The first step would be to approach the human resources department at your company to ask for a copy of your Certificate of Insurance or Evidence of Coverage documents. You could try to look for the information you need in the Summary of Benefits, as well. You usually do not see enough information in that, though. Even if you do get a copy of the documentation that you require, make sure it's the latest version possible. These things change frequently.
You must not ever think that it's anybody else's responsibility to make sure that you know about the kind of coverage you have. The way the system is set up, it is completely your problem.
Since infertility treatments can end up costing even $100,000 or more by the time you get done, you really should take your time before you even set foot in a specialist's clinic or hospital, to make sure that you know exactly what you are dealing with. You need to speak to the insurance company, the HR department of your company, the doctors and the insurance department of the hospital you go to. There are fertility help forums on the Internet as well. You need to take this very seriously.
Since these rules tend to be very complicated, it is possible that you will receive conflicting information at various points. It's always a good idea to maintain a detailed log of all the people you speak to, their designations, the date and time at which you speak to them and the exact things that they tell. You really need to run this like an investigation.
If you have questions that you cannot really find an answer to, try calling Fertility Lifelines at 1-866-538-7879. It would not also be a bad idea to read up either. That is what all the books in the library are for. In particular, try Evelina Sterling's Budgeting for Infertility for excellent information on how exactly you are to go about paying for your infertility treatments.
In particular, you need to ask for some very pointed information to make sure that you have coverage for the treatments you need. When you call your insurance company, pose these questions:
. What infertility benefits are included?
. What do they feel is excluded?
. Do they have an age limit for the coverage that they provide?
. Do they cover fertility drugs for your plan? How about drugs like FSH, hCG, Gonadotropin, Clomid and HMG?

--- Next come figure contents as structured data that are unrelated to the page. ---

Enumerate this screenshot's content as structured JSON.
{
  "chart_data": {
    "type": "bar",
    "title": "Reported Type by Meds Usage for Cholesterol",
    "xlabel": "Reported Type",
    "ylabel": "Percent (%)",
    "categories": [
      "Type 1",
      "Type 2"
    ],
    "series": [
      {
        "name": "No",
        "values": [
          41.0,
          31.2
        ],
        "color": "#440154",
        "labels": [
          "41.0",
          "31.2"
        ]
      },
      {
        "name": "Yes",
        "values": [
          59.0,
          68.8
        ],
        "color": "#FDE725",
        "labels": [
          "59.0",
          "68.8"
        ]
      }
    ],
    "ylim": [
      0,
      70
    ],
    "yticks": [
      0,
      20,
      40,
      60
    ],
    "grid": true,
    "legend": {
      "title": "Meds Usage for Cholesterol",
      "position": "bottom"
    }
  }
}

. What specific treatments do they cover? How about IVF, IUI, ICSI, GIFT or ZIFT?
. How many cycles of IVF to they cover, and how exactly do they define a cycle? If you drop a cycle midway because it doesn't look promising, does it still count as a cycle?
. What specific tests do they cover? Do they cover ultrasounds, semen analyses, progesterone and estrogen tests, lab work, post-coital tests?
. What clinics do they specifically offer these treatments in? What clinics are affiliated?
. Are there any specific doctors and specialists that you should go to?
Do make sure that you know all the diagnostic codes for all the treatments and tests that the clinic does. You will find these records quite useful, should a dispute arise.
You absolutely do need to make sure that you know exactly whom you speak to at the insurance company each time you pick up the phone and call them. You should also look into recording your conversations. In fact, it would not be a bad idea to conduct all your conversations over live chat. This way, you will have a written record.
It's just the way insurance works...
Certainly, this is not the way a happy fertility treatment process should go, but it's the best we have. At a time when most people do not have infertility insurance, it can be a pleasant problem to have, to need to grill your insurance people for specific answers.
We live in a time when people need to turn to infertility treatments more than ever before, to simply have a child. The fact that people think of starting a family quite late in life does have something to do in all of this. The way these treatments are priced though, most people could never afford them without help from their insurance company. How does infertility insurance work, though? Who gets it and who doesn't? This is what this article, based on the keyword phrase "infertility insurance", is all about.